CD £11.49 THRILL346CD
CD on Thrill Jockey.
Vinyl LP £14.99 THRILL346LP
LP on Thrill Jockey.
- Includes download code
I'm finally reaching the end of a protracted and panicky review marathon as I race against time to get all this week's significant releases written up before our weekly update goes out, so the last thing I need right now is something difficult to describe. Sadly I don't get to choose how easy records are to describe and so I've landed something utterly oblique and baffling from Brooklyn's freewheeling psychedelicists Guardian Alien.
This lot drift around in a fuggy ether of pootling hand drums, sparse guitar chitter, weird synthetic noises and incanted vocals, sometimes backwards, right through to out-rock soundscapes laden with buzzing distortion and teeth-rattling feedback. It's a deeply hypnotic experience which falls somewhere between minimal new age meditations of the kind you'd hear from people like Sun Araw or High Wolf, and freeform madness like Raccoo-oo-oon, Marijuana Deathsquads or even No Neck Blues Band. I'm really enjoying the miniatures 'Vapour', which builds its rhythms out of tiny snippets from a speech sample with only the most basic drum pattern augmenting its hypnotic pumping groove, like a wheezing fleshy machine, and 'Mirror', which alternates between speech samples and squalling free noise rock.
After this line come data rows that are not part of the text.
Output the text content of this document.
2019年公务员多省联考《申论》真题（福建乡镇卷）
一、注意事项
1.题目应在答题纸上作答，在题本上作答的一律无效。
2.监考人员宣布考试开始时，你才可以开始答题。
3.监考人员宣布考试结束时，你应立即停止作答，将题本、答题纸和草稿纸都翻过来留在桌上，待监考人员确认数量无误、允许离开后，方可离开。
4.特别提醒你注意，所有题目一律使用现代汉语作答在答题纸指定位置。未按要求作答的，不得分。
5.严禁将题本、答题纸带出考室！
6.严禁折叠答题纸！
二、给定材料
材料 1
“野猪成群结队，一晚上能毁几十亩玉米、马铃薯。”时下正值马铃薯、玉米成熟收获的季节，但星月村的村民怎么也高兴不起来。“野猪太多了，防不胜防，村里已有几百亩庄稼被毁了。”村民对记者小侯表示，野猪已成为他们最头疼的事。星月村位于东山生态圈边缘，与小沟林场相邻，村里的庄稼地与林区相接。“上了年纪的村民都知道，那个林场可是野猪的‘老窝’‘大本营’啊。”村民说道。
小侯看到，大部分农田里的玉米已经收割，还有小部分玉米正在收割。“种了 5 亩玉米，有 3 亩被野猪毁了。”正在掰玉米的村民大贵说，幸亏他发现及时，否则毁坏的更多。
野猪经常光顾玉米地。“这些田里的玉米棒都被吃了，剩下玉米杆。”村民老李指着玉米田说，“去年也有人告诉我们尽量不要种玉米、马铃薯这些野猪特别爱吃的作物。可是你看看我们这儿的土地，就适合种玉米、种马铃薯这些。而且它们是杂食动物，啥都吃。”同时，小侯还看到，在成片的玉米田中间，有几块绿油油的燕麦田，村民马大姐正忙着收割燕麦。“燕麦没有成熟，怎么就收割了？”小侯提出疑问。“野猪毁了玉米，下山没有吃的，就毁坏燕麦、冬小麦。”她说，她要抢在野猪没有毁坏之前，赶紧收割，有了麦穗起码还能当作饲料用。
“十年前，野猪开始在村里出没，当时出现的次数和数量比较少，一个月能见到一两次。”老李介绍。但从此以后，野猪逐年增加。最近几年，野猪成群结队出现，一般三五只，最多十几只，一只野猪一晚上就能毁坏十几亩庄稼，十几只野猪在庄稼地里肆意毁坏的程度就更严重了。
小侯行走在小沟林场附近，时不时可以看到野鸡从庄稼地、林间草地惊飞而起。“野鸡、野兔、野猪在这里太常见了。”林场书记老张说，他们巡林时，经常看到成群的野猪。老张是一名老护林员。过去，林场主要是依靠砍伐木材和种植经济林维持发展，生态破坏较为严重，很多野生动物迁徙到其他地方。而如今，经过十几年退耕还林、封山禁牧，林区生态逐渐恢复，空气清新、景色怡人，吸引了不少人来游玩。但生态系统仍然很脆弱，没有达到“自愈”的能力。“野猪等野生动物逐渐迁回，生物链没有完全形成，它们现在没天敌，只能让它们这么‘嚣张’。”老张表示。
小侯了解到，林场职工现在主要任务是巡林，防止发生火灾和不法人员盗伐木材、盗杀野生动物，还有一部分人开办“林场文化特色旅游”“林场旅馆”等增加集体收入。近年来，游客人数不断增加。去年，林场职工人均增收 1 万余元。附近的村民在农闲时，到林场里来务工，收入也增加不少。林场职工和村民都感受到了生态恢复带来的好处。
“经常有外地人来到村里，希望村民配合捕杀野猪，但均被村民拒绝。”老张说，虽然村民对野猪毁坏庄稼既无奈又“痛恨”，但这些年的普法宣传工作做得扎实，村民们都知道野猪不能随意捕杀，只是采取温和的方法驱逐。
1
The album's real highlight comes in the form of its final track 'Spiritual Emergency', though, which opens with some backwards speech samples before taking us flying off on a freeform rock odyssey full of mind-melting drum grooves and crazy synth and guitar interplay which gets super-twiddly in places. Really quite unique, Guardian Alien strike a great balance between being entertaining and listenable and utterly oblique and somewhat confrontational. One for the space-heads.
8/10 Simon Voutt 16th February 2014
Side one’s opener ‘Tranquilizer’ sets the tone for a less ‘Can’esque style of krautrock rhythms than the debut LP. This leads into a generally slower ride with meandering, rolling echoes of percussive waves. These waves often smothering distant voices or guitar feedback, here the looping vocal techniques come to fore. Separation of the four tracks isn’t terribly clear but this is for the good I feel. It’s certainly familiar extra terrestrial territory as the debut but with a slightly darker more sinister feel. Side two’s single title track ‘Spiritual Emergency’, kicks of with bubbling electronica and spoken word which bursts forth into a more familiar Greg Fox rhythm whilst remaining fresh sounding. Soon we have what sounds more like dueling sitars than guitar being pounded under the increasingly manic percussion. All now builds to a vocal and cymbal break, before easing back into a krautwash that finally washes the notes away on a Gong like psychedelic wave of noise! Eventually everything crashes into the stabbing loops of the final locked groove. Spiritual? an emergency for sure.